Election-Method Expert Discusses Election Methodology Theory, the Possibilities For Serious Reform in America, Vote Splitting and Honest Voting Strategies
In continuation of Democracy Chronicles’ series of interviews with prominent members involved with “The Declaration of Election-Method Reform Advocates“, we now turn to Andrew Jennings, Chief Financial Officer and a member of the Board of Directors of the Center for Election Science. Mr. Jennings is a resident of Mesa, Arizona.
In the “About Us” section of the Center for Election Science website, Mr. Jennings is described as follows:
“Andy was born and raised in Mesa, Arizona. He did his undergraduate work in mathematics at Arizona State University. Andy continued at Arizona State when in 2010 he completed his Ph.D. in mathematics. Given his strong interest in voting theory, Andy did his dissertation on the concepts of monotonicity and gaming in both ordinal- and cardinal-class voting systems. Andy continues to live near his roots in Mesa, Arizona. He is also the founder of Shoptivate.com, a software company that sells search solutions for e-commerce sites.”
Mr. Jennings discusses election reform in the United States as well as voting methodology.

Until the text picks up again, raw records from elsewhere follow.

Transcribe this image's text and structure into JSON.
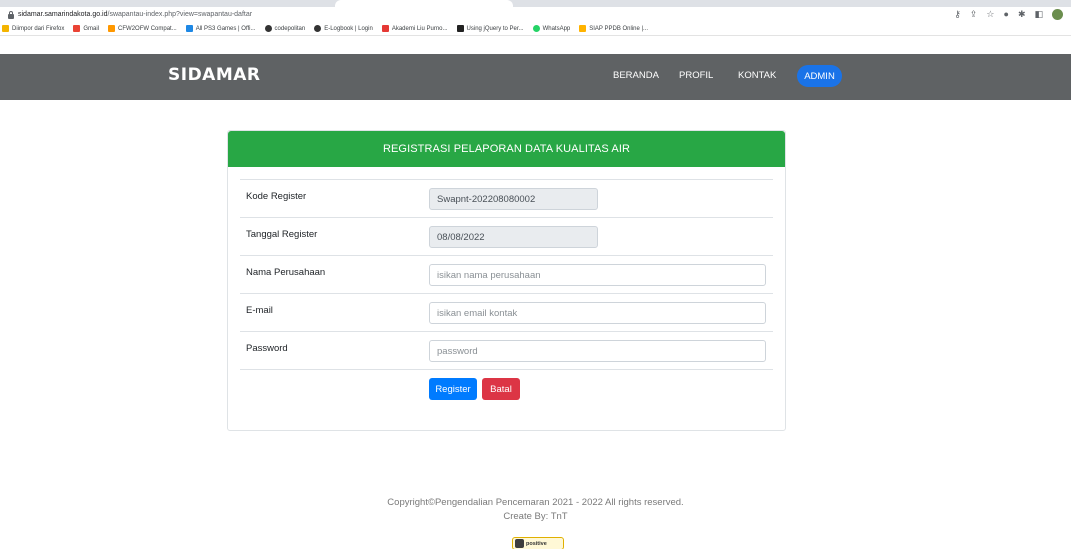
{
  "browser": {
    "url_host": "sidamar.samarindakota.go.id",
    "url_path": "/swapantau-index.php?view=swapantau-daftar",
    "bookmarks": [
      {
        "label": "Diimpor dari Firefox",
        "color": "#f4b400"
      },
      {
        "label": "Gmail",
        "color": "#ea4335"
      },
      {
        "label": "CFW2OFW Compat...",
        "color": "#ff9800"
      },
      {
        "label": "All PS3 Games | Offi...",
        "color": "#1e88e5"
      },
      {
        "label": "codepolitan",
        "color": "#333333"
      },
      {
        "label": "E-Logbook | Login",
        "color": "#333333"
      },
      {
        "label": "Akademi Liu Purno...",
        "color": "#e53935"
      },
      {
        "label": "Using jQuery to Per...",
        "color": "#222222"
      },
      {
        "label": "WhatsApp",
        "color": "#25d366"
      },
      {
        "label": "SIAP PPDB Online |...",
        "color": "#ffb300"
      }
    ]
  },
  "navbar": {
    "brand": "SIDAMAR",
    "links": [
      "BERANDA",
      "PROFIL",
      "KONTAK"
    ],
    "admin_label": "ADMIN",
    "bg_color": "#5f6264",
    "admin_color": "#1a73e8"
  },
  "form": {
    "title": "REGISTRASI PELAPORAN DATA KUALITAS AIR",
    "header_color": "#28a745",
    "fields": [
      {
        "label": "Kode Register",
        "value": "Swapnt-202208080002",
        "placeholder": ""
      },
      {
        "label": "Tanggal Register",
        "value": "08/08/2022",
        "placeholder": ""
      },
      {
        "label": "Nama Perusahaan",
        "value": "",
        "placeholder": "isikan nama perusahaan"
      },
      {
        "label": "E-mail",
        "value": "",
        "placeholder": "isikan email kontak"
      },
      {
        "label": "Password",
        "value": "",
        "placeholder": "password"
      }
    ],
    "register_label": "Register",
    "cancel_label": "Batal"
  },
  "footer": {
    "copyright": "Copyright©Pengendalian Pencemaran 2021 - 2022 All rights reserved.",
    "credit": "Create By: TnT",
    "badge_text": "positive"
  }
}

Democracy Chronicles founder Adrian Tawfik conducted an exclusive interview series with an international group of election method proponents including prominent signers of the Declaration of Election-Method Reform Advocates. The best place to start off is the Democracy Chronicles introduction and then take a look at each of these interviews:
- Richard Fobes – Election Method Reformer Speaks With DC
- Aaron Hamlin – Interview With President of Center for Election Science
- Andrew Jennings – Redistricting, Vote Splitting and Honest Voting
- augustin – Writer Discusses Election Reform and New Website
- Michael Allen – Election Method Reformer Seeks Radical Changes
- Jameson Quinn – Election Expert Discusses Reform in US and Guatemala
- Michael Ossipoff – Democracy Chronicles Author Discusses Approval Voting
- Robert Bristow-Johnson – Expert Demands Reducing Money in Elections
Also see the DC Interview With Creator of Wooden Models of Voting Methods with artist Peter A. Taylor.
Interview with Andrew Jennings:
Democracy Chronicles: What characteristics do you think are most important for a voting method to have? How does it deal with Vote Splitting and Honest Voting?
The process should allow many good candidates to run without splitting the vote and the voting process should match up pretty well with the thought process voters use to evaluate the candidates.
Never require voters to betray favorites. If I think John Doe is the absolute best candidate in the world to for US president, then usually John Doe isn’t in the race. But if he were, even as a third-party candidate or an independent and he had no chance of winning, I should be able to rank him first or give him the highest grade without compromising my voice among the other contenders.
It should allow, even encourage, honest voting, if possible. Voting is so much easier if you don’t have to worry about being strategic, and society is much happier if people don’t feel like their opponents cheated to win. Candidates should come out of the election with a societal grade, so they really know whether they have a mandate, and so everyone feels like their vote counts by having some effect on the final scores, however small.
Democracy Chronicles: What do you think is the most important election reform needed where you live (either locally or nationally)? Why is this reform important?
Both locally and nationally, we need a system that allows many good candidates to run. One that doesn’t encourage politics of fear.
Democracy Chronicles: What is your opinion on other aspects of election reform such as reforming money’s role in politics or redistricting?
I wish there were some way to reform money’s role in politics, but I’m afraid it’s impossible. Politicians have power and money naturally flows downhill toward power. Whatever roadblocks we establish for businesses trying to influence politicians, the money will find a way around them. I think the only answer is to try to decrease the power of big government and bring all important decisions back to the local level. Unfortunately, government power and responsibility is much easier to ratchet up than to ratchet down.
On Vote Splitting and Redistricting
As for redistricting, for a jurisdiction with two legislative bodies, like the United States or Arizona, I think one body should be elected with a proportional voting system that ignores geography. The other body can use districting, but it should be done by computer (with an algorithm like shortest splitline) or with a public contest and a predefined rule (anyone can submit maps and the one with the lowest total perimeter wins). We should minimize or eliminate all human judgment in the redistricting process. A non-partisan committee is not good enough.